LONDON: For the first time, Australian engineers have demonstrated that they can write and manipulate the quantum version of computer code on a silicon microchip. This was done by entangling two quantum bits with the highest accuracy ever recorded, and it means that we can now start to program for the super-powerful quantum computers of the future.
Engineers code regular computers using traditional bits, which can be in one of two states: 1 or 0. Together, two bits create code words that can be used to program complex instructions. But in quantum computing language there’s also the possibility for bits to be in superposition, which means they can be 1 and 0 at the same time. This opens up a vastly more powerful programming language, but until now researchers haven’t been able to figure out how to write it.

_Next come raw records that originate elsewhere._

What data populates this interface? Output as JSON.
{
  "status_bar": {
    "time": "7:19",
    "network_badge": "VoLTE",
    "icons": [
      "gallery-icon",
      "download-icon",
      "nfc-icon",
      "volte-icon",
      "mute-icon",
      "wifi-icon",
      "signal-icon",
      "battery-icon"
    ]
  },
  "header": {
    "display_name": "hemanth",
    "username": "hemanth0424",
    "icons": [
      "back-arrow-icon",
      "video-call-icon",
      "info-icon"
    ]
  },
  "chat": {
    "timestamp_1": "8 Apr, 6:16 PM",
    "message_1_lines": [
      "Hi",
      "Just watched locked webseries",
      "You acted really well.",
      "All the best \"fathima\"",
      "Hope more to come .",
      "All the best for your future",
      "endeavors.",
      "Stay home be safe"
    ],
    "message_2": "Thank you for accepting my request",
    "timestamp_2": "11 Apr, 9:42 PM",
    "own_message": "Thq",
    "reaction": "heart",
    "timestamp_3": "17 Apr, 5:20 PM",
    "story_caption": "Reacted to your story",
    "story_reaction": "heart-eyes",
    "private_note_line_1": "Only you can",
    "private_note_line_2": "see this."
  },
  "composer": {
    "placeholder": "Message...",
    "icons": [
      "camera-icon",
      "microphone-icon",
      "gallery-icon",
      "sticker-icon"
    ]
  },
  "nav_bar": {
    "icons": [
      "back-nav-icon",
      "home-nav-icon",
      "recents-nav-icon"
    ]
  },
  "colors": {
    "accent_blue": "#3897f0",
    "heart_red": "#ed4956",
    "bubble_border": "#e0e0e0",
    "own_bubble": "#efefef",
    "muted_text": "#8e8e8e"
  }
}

Now engineers from the University of New South Wales (UNSW) in Australia have demonstrated that not only can they do this, but they can do it on silicon microchips very similar to the ones that make up today’s computers, which means the technology will be easy and quick to scale up.
So how exactly do you write quantum code? It all comes down to a phenomenon known as quantum entanglement. When two particles are entangled, it basically means that the measurement of one of them will instantly affect the state of its entangled particle, even if it’s thousands of kilometres away.
“This effect is famous for puzzling some of the deepest thinkers in the field, including Albert Einstein, who called it ‘spooky action at a distance’,” said lead researcher Andrea Morello, from the Centre for Quantum Computation and Communication Technology at UNSW. “Einstein was sceptical about entanglement, because it appears to contradict the principles of ‘locality’, which means that objects cannot be instantly influenced from a distance.”
But entanglement has been demonstrated time and time again through something by something known as Bell’s test, which requires engineers to violate Bell’s Inequality Principle. Basically, Bell’s Inequality Principle sets a limit for the amount of correlation there can be between two classical bits – anything above that must be quantum entangled.